Dalton’s church is one of four that, along with the Conference Commission on Mission and Justice, is sponsoring a “Resolution to End Homelessness in Massachusetts” at the 203rd Annual Meeting. The others are Brighton Evangelical Congregational Church UCC, Central Congregational Church, UCC, in Jamaica Plain and Hancock United Church of Christ in Lexington. [Go to full text of resolution.]

The resolution calls on local churches and associations to offer services to homeless people while simultaneously advocating for legislative solutions to homelessness. It also calls on churches to support affordable housing in their own communities.

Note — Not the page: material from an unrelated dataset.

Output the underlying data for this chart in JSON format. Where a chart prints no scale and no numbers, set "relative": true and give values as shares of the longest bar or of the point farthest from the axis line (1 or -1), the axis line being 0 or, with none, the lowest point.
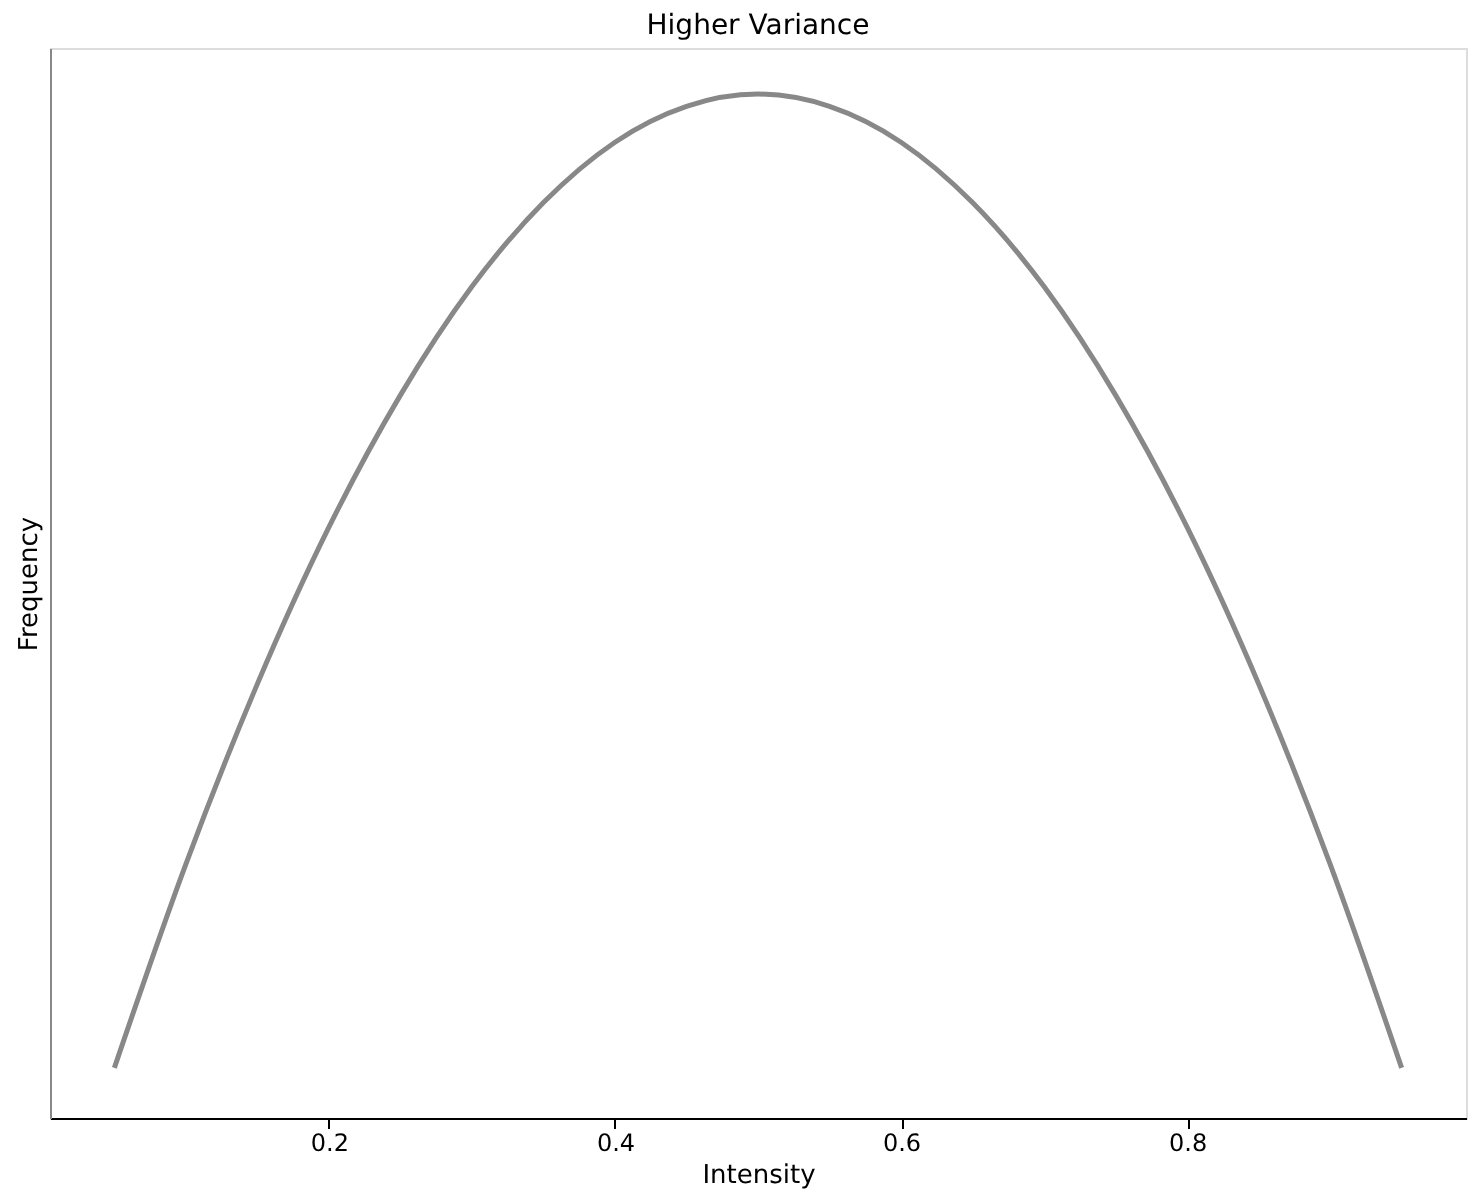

“Homelessness is on the rise in Massachusetts,” said Fran Bogle, Just Peace Coordinator for the Metropolitan Boston Area. “There are 387 families living in motels or in cars, and that is up from 120 two years ago.”

But, Bogle said, advocates for the homeless sense that the Legislature is more willing now then ever to work at eliminating homelessness – partly because it is so costly to house families in motels, partly because it has become clear that better communication between state agencies could go a long way toward solving the problem.

“There are all kinds of things that church groups and faith communities can do right now, from making calls to legislators to doing practical things for families in motels, like bringing them meals and providing transportation,” she said.

The resolution calls on churches to work with organizations such as the Massachusetts Coalition for the Homeless and Faith in Action Together, which early in March gathered 200 people at the State House for a Lobby Day. Nine people from five Conference churches took part, asking legislators to create a statewide application process for homeless people in search of housing assistance. Currently people must apply in each community.